Walter Waldron continued to mine until about 1921.  He died in 1925 at the age of 69, yet mining and a connection to the Barton Mines had by then been planted deep within the North Country Waldron. Several Waldron men worked in the mining industry throughout the years.  In more recent times, Howard W. Waldron, (Howdy) a life-long resident of North Creek and  one of Walter's grandsons,  (Howard passing at age 92 in 2012) had retired in 1983 as Plant Manager after 39 years of employment. A photo of Howard Waldron as a baby seated upon his grandfather, Walter's lap is posted at this website (author Gloria Waldron Hukle)


In 1903 There was an open pit mine started by American Glue Company that was called Creol Mine. In 1917 -the year this author's father William Waldron was born, they built a four story mill there which was very active in the mid- 20s.

Garnet mining was hard work.  The garnet whole pockets ranged from as big as a fist down to pea size and was put into bags weighing about 75 pounds each and sent down the mountain by horse or back packs on the men and later shipped to the American Glue Company of Boston who owned the Adirondack property.  Around 1920, Walter Waldron's son Jesse Waldron became an executive with the American Glue Company.  Later after American Glue went out of business during the depression-Jesse became a general contractor and went on to build many homes in the Johnsburg area.

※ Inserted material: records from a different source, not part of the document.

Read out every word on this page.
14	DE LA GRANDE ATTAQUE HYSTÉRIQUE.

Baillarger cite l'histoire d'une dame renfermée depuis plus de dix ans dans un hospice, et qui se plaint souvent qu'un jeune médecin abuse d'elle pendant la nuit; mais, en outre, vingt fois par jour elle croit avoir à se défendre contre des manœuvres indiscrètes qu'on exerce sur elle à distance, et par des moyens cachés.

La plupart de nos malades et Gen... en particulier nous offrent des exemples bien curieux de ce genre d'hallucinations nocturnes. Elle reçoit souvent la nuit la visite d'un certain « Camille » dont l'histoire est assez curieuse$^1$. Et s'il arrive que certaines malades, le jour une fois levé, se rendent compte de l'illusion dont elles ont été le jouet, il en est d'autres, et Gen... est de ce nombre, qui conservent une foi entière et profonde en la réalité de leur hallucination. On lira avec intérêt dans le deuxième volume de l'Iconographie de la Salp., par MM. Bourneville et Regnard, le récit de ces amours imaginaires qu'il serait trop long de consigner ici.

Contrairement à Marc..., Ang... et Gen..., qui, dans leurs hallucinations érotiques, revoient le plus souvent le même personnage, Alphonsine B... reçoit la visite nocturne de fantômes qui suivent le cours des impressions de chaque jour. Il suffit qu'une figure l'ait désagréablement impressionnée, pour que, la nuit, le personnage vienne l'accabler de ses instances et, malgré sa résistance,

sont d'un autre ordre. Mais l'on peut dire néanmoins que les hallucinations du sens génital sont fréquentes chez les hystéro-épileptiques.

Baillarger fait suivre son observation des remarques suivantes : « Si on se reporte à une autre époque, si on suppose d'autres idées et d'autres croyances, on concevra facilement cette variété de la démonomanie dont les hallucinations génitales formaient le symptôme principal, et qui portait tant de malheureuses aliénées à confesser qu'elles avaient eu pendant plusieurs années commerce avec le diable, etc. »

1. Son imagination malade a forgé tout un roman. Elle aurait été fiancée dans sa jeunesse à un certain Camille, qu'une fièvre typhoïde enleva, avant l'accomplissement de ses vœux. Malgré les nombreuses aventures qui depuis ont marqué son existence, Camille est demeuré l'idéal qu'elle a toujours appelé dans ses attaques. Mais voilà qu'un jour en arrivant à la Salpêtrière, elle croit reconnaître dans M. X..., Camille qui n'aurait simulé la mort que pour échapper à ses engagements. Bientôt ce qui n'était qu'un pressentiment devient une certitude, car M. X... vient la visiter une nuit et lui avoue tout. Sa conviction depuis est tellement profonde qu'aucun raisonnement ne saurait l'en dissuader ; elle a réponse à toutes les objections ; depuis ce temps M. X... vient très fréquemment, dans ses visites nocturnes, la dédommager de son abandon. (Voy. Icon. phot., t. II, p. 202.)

When World War 1 broke out, garnet became a strategic material and in great demand, especially for the manufacture of large guns. Two companies owning garnet deposits in the vicinity of North River (where Daniel Waldron was married) , companies with a history of hand picking garnet, namely Barton Mines and the American Glue Company started building mills in 1917 for the mechanical separation of garnet from the waste rock.  The American Glue built a mill four stories high. The American Glue property was left in the hands of a caretaker, none other than--Jesse J. Waldron. The total complex consisted of the mill, tunneling operation, office and storeroom, pump house, boarding house and a dam forming a pond with Racket Brook.